The organization’s plan also includes residential, case management, day center and outreach teams providing education on vaccination to people living in its housing programs and to those on the street to encourage individuals to get vaccinated.
“Father Joe’s Villages is dedicated to supporting the distribution of the COVID-19 vaccination to the people we serve,” said Deacon Jim Vargas, president and CEO at Father Joe’s. “By prioritizing the health of our neighbors experiencing homelessness, we are creating a San Diego where the lives of all residents are valued and worth protecting, regardless of race, creed or socio-economic background. Father Joe’s Villages will continue to advocate for a process that increases access to the vaccine with compassion and dignity.”
The organization’s clients fall under the state’s Phase 1B Tier Two as part of congregate settings with outbreak risk along with incarcerated people. Also in that tier are people at risk of exposure in the transportation and logistics, industrial, commercial, residential, and sheltering facilities and services and critical manufacturing industries.

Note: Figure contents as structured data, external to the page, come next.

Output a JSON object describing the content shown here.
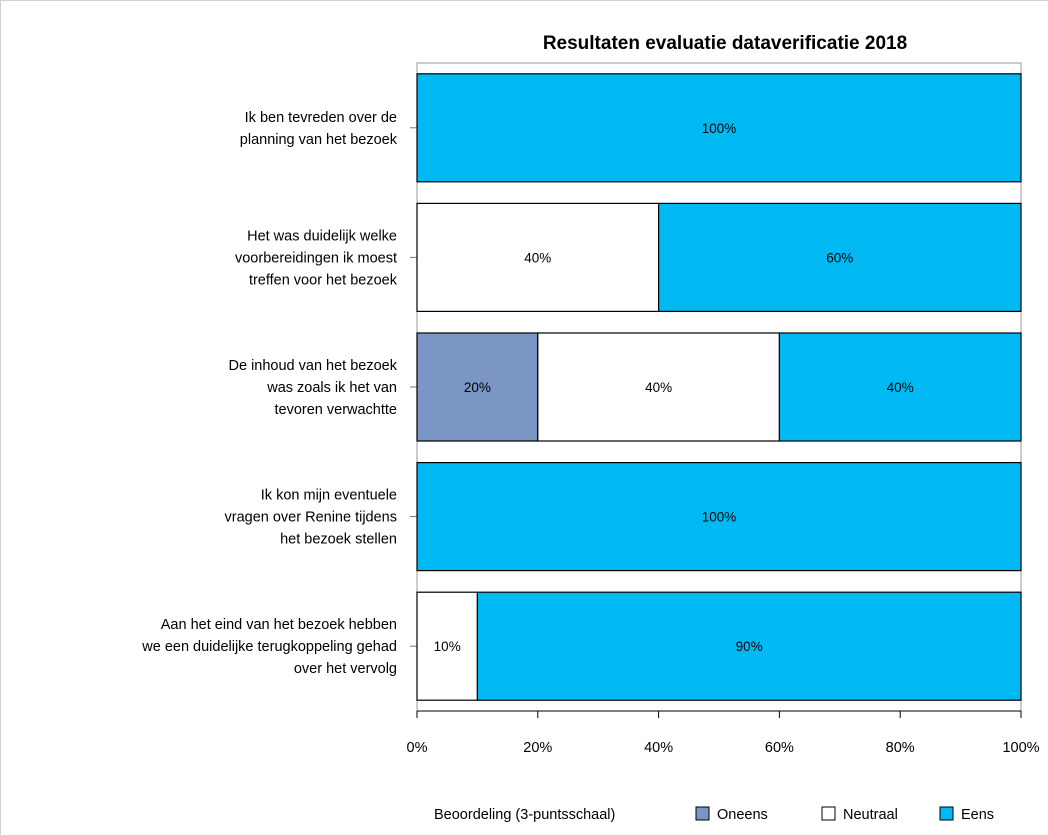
{
  "chart_data": {
    "type": "bar",
    "orientation": "horizontal",
    "stacked": true,
    "title": "Resultaten evaluatie dataverificatie 2018",
    "categories": [
      [
        "Ik ben tevreden over de",
        "planning van het bezoek"
      ],
      [
        "Het was duidelijk welke",
        "voorbereidingen ik moest",
        "treffen voor het bezoek"
      ],
      [
        "De inhoud van het bezoek",
        "was zoals ik het van",
        "tevoren verwachtte"
      ],
      [
        "Ik kon mijn eventuele",
        "vragen over Renine tijdens",
        "het bezoek stellen"
      ],
      [
        "Aan het eind van het bezoek hebben",
        "we een duidelijke terugkoppeling gehad",
        "over het vervolg"
      ]
    ],
    "series": [
      {
        "name": "Oneens",
        "color": "#7b96c4",
        "values": [
          0,
          0,
          20,
          0,
          0
        ]
      },
      {
        "name": "Neutraal",
        "color": "#ffffff",
        "values": [
          0,
          40,
          40,
          0,
          10
        ]
      },
      {
        "name": "Eens",
        "color": "#00b9f2",
        "values": [
          100,
          60,
          40,
          100,
          90
        ]
      }
    ],
    "xlim": [
      0,
      100
    ],
    "xticks": [
      "0%",
      "20%",
      "40%",
      "60%",
      "80%",
      "100%"
    ],
    "legend": {
      "title": "Beoordeling (3-puntsschaal)",
      "placement": "bottom"
    },
    "grid": false
  }
}
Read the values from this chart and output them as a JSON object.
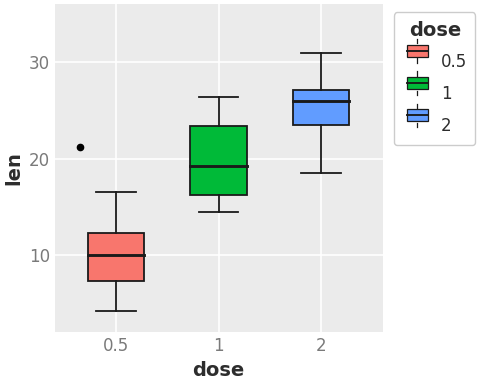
{
  "title": "",
  "xlabel": "dose",
  "ylabel": "len",
  "plot_bg_color": "#EBEBEB",
  "fig_bg_color": "#FFFFFF",
  "legend_bg": "#EBEBEB",
  "grid_color": "#FFFFFF",
  "boxes": [
    {
      "x": 1,
      "q1": 7.3,
      "q2": 10.0,
      "q3": 12.25,
      "whisker_low": 4.2,
      "whisker_high": 16.5,
      "outliers": [
        21.2
      ],
      "color": "#F8766D",
      "edge_color": "#1A1A1A"
    },
    {
      "x": 2,
      "q1": 16.25,
      "q2": 19.25,
      "q3": 23.375,
      "whisker_low": 14.5,
      "whisker_high": 26.4,
      "outliers": [],
      "color": "#00BA38",
      "edge_color": "#1A1A1A"
    },
    {
      "x": 3,
      "q1": 23.525,
      "q2": 25.95,
      "q3": 27.075,
      "whisker_low": 18.5,
      "whisker_high": 30.9,
      "outliers": [],
      "color": "#619CFF",
      "edge_color": "#1A1A1A"
    }
  ],
  "box_width": 0.55,
  "ylim": [
    2,
    36
  ],
  "yticks": [
    10,
    20,
    30
  ],
  "xticks": [
    1,
    2,
    3
  ],
  "xticklabels": [
    "0.5",
    "1",
    "2"
  ],
  "xlim": [
    0.4,
    3.6
  ],
  "legend_title": "dose",
  "legend_labels": [
    "0.5",
    "1",
    "2"
  ],
  "legend_colors": [
    "#F8766D",
    "#00BA38",
    "#619CFF"
  ],
  "axis_text_color": "#7A7A7A",
  "label_color": "#2D2D2D",
  "label_fontsize": 14,
  "tick_fontsize": 12
}
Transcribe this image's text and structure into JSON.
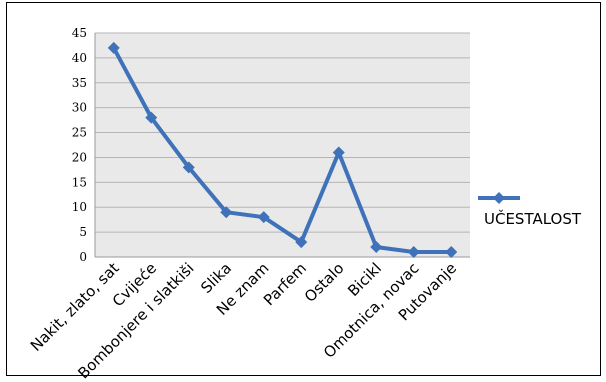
{
  "chart_data": {
    "type": "line",
    "categories": [
      "Nakit, zlato, sat",
      "Cvijeće",
      "Bombonjere i slatkiši",
      "Slika",
      "Ne znam",
      "Parfem",
      "Ostalo",
      "Bicikl",
      "Omotnica, novac",
      "Putovanje"
    ],
    "series": [
      {
        "name": "UČESTALOST",
        "values": [
          42,
          28,
          18,
          9,
          8,
          3,
          21,
          2,
          1,
          1
        ]
      }
    ],
    "yticks": [
      "0",
      "5",
      "10",
      "15",
      "20",
      "25",
      "30",
      "35",
      "40",
      "45"
    ],
    "ylim": [
      0,
      45
    ],
    "grid": true,
    "legend": "right",
    "colors": {
      "line": "#3f72b8",
      "plot_bg": "#e9e9e9",
      "grid": "#b5b5b5"
    }
  }
}
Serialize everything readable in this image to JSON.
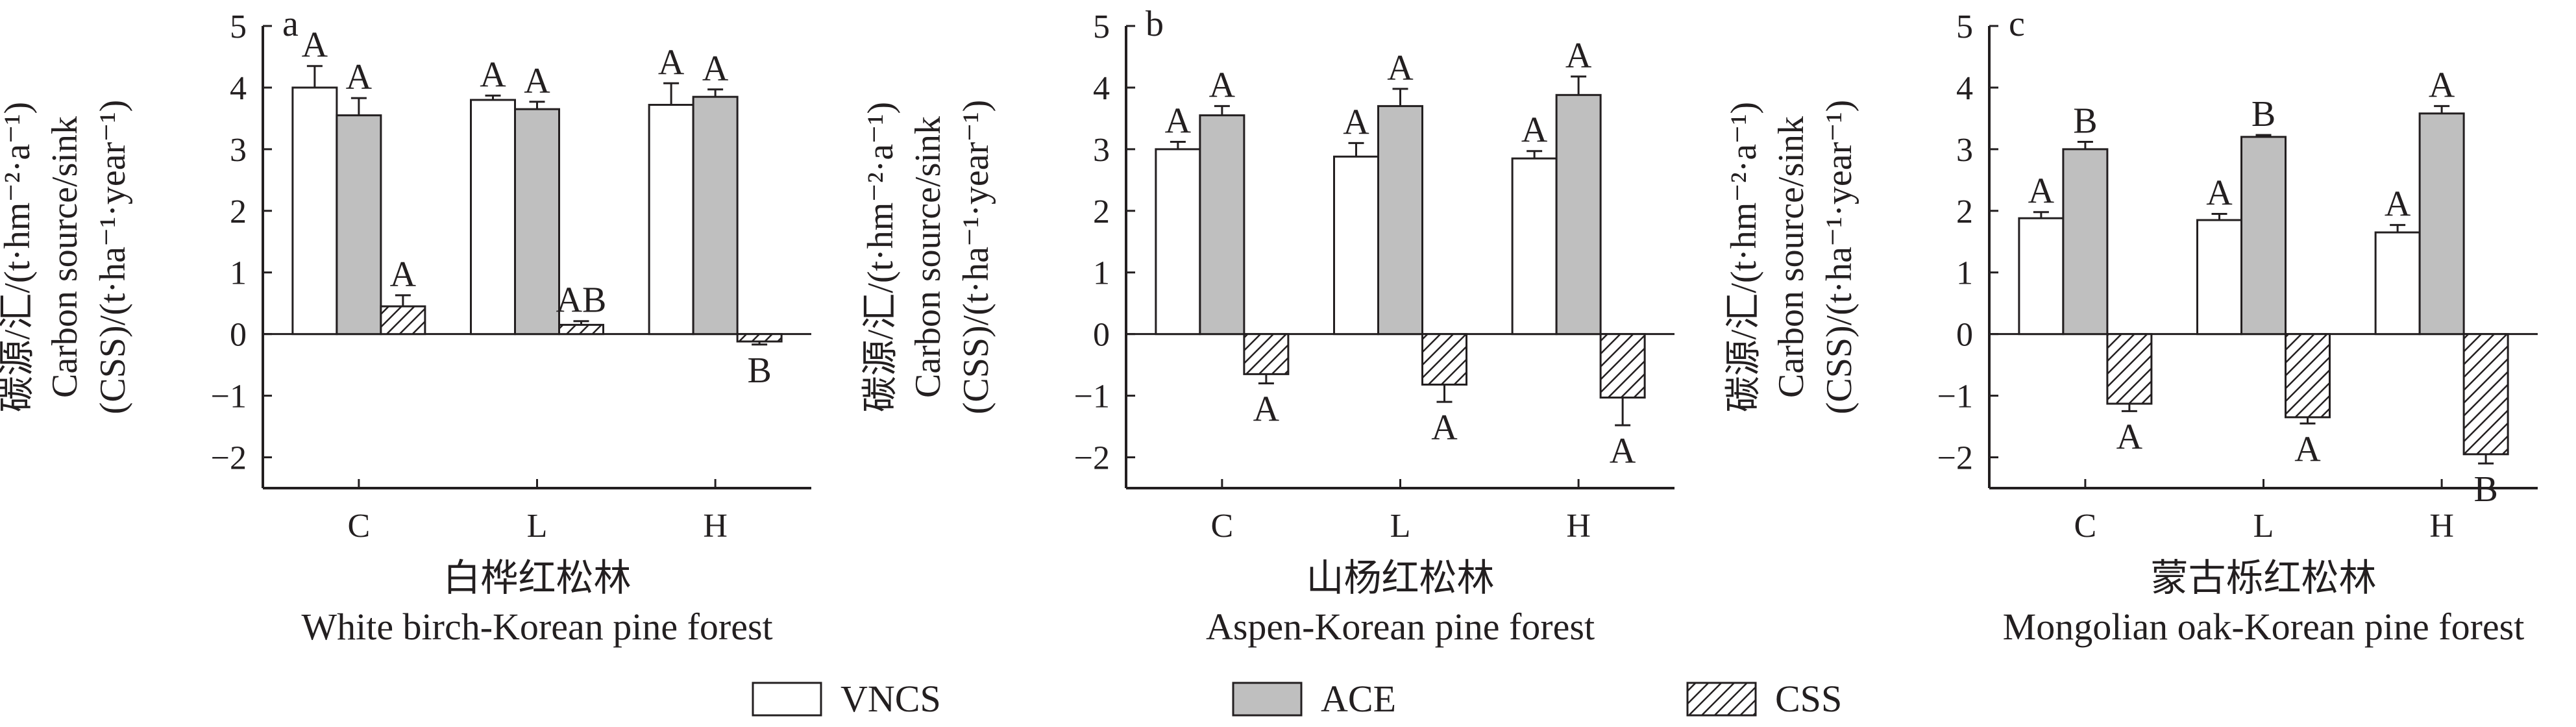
{
  "colors": {
    "VNCS": "#ffffff",
    "ACE": "#bfbfbf",
    "CSS_hatch": "#231f20",
    "axis": "#231f20"
  },
  "legend": [
    {
      "name": "VNCS",
      "fill": "white"
    },
    {
      "name": "ACE",
      "fill": "gray"
    },
    {
      "name": "CSS",
      "fill": "hatch"
    }
  ],
  "chart_data": [
    {
      "type": "bar",
      "panel_letter": "a",
      "categories": [
        "C",
        "L",
        "H"
      ],
      "xlabel_cn": "白桦红松林",
      "xlabel_en": "White birch-Korean pine forest",
      "ylabel_cn": "碳源/汇/(t·hm⁻²·a⁻¹)",
      "ylabel_en1": "Carbon source/sink",
      "ylabel_en2": "(CSS)/(t·ha⁻¹·year⁻¹)",
      "ylim": [
        -2.5,
        5
      ],
      "yticks": [
        "5",
        "4",
        "3",
        "2",
        "1",
        "0",
        "−1",
        "−2"
      ],
      "series": [
        {
          "name": "VNCS",
          "values": [
            4.0,
            3.8,
            3.72
          ],
          "errors": [
            0.35,
            0.07,
            0.35
          ],
          "labels": [
            "A",
            "A",
            "A"
          ]
        },
        {
          "name": "ACE",
          "values": [
            3.55,
            3.65,
            3.85
          ],
          "errors": [
            0.28,
            0.12,
            0.12
          ],
          "labels": [
            "A",
            "A",
            "A"
          ]
        },
        {
          "name": "CSS",
          "values": [
            0.45,
            0.15,
            -0.12
          ],
          "errors": [
            0.18,
            0.06,
            0.05
          ],
          "labels": [
            "A",
            "AB",
            "B"
          ]
        }
      ]
    },
    {
      "type": "bar",
      "panel_letter": "b",
      "categories": [
        "C",
        "L",
        "H"
      ],
      "xlabel_cn": "山杨红松林",
      "xlabel_en": "Aspen-Korean pine forest",
      "ylabel_cn": "碳源/汇/(t·hm⁻²·a⁻¹)",
      "ylabel_en1": "Carbon source/sink",
      "ylabel_en2": "(CSS)/(t·ha⁻¹·year⁻¹)",
      "ylim": [
        -2.5,
        5
      ],
      "yticks": [
        "5",
        "4",
        "3",
        "2",
        "1",
        "0",
        "−1",
        "−2"
      ],
      "series": [
        {
          "name": "VNCS",
          "values": [
            3.0,
            2.88,
            2.85
          ],
          "errors": [
            0.12,
            0.22,
            0.12
          ],
          "labels": [
            "A",
            "A",
            "A"
          ]
        },
        {
          "name": "ACE",
          "values": [
            3.55,
            3.7,
            3.88
          ],
          "errors": [
            0.15,
            0.28,
            0.3
          ],
          "labels": [
            "A",
            "A",
            "A"
          ]
        },
        {
          "name": "CSS",
          "values": [
            -0.65,
            -0.82,
            -1.03
          ],
          "errors": [
            0.15,
            0.28,
            0.45
          ],
          "labels": [
            "A",
            "A",
            "A"
          ]
        }
      ]
    },
    {
      "type": "bar",
      "panel_letter": "c",
      "categories": [
        "C",
        "L",
        "H"
      ],
      "xlabel_cn": "蒙古栎红松林",
      "xlabel_en": "Mongolian oak-Korean pine forest",
      "ylabel_cn": "碳源/汇/(t·hm⁻²·a⁻¹)",
      "ylabel_en1": "Carbon source/sink",
      "ylabel_en2": "(CSS)/(t·ha⁻¹·year⁻¹)",
      "ylim": [
        -2.5,
        5
      ],
      "yticks": [
        "5",
        "4",
        "3",
        "2",
        "1",
        "0",
        "−1",
        "−2"
      ],
      "series": [
        {
          "name": "VNCS",
          "values": [
            1.88,
            1.85,
            1.65
          ],
          "errors": [
            0.1,
            0.1,
            0.12
          ],
          "labels": [
            "A",
            "A",
            "A"
          ]
        },
        {
          "name": "ACE",
          "values": [
            3.0,
            3.2,
            3.58
          ],
          "errors": [
            0.12,
            0.03,
            0.12
          ],
          "labels": [
            "B",
            "B",
            "A"
          ]
        },
        {
          "name": "CSS",
          "values": [
            -1.13,
            -1.35,
            -1.95
          ],
          "errors": [
            0.12,
            0.1,
            0.15
          ],
          "labels": [
            "A",
            "A",
            "B"
          ]
        }
      ]
    }
  ]
}
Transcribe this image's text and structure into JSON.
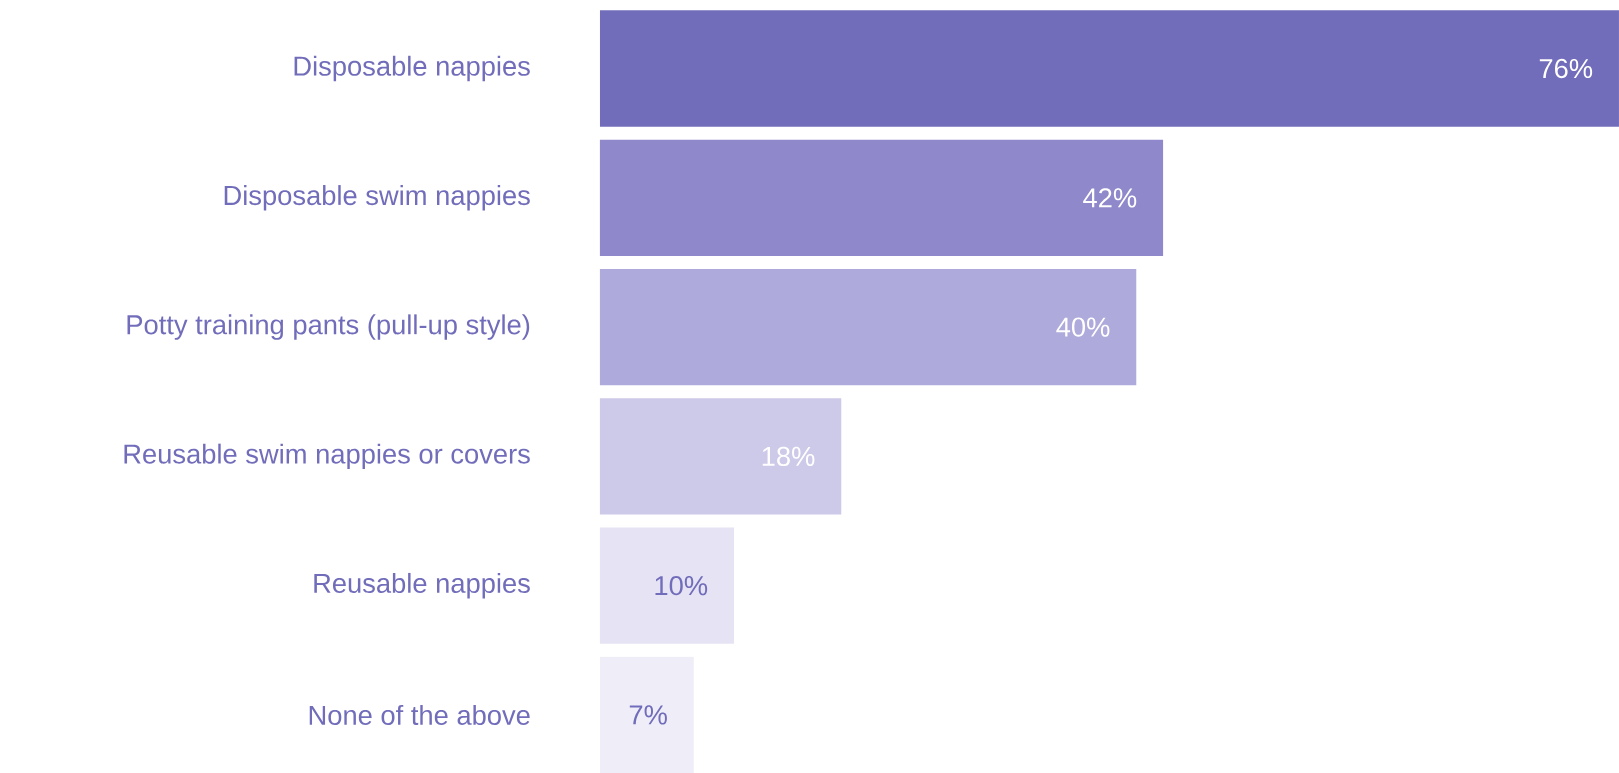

It is the next tier to become eligible under the state’s plan.
According to the National Health Care for the Homeless Council, people experiencing homelessness are at high risk of contracting the COVID-19 virus and are more likely to experience negative health outcomes.
“Disproportionate levels of chronic illness and disability, as well as the conditions of living on the streets, means our neighbors who are experiencing homelessness are more at-risk of serious health consequences due to COVID-19,” said Dr. Jeffrey Norris, chief medical officer at Father Joe’s Villages. “It’s critical that our community prioritizes vaccine distribution for these citizens and those who have been working on the frontlines to protect our community’s health and safety.”
The organization has launched a special COVID-19 Vaccination Fund to cover the increased costs of their critical vaccination, including increased staffing hours across its programs, equipment to store vaccines such as dry ice, personal protective equipment, increased uncovered medical expenses and incentives to encourage clients to get vaccinated.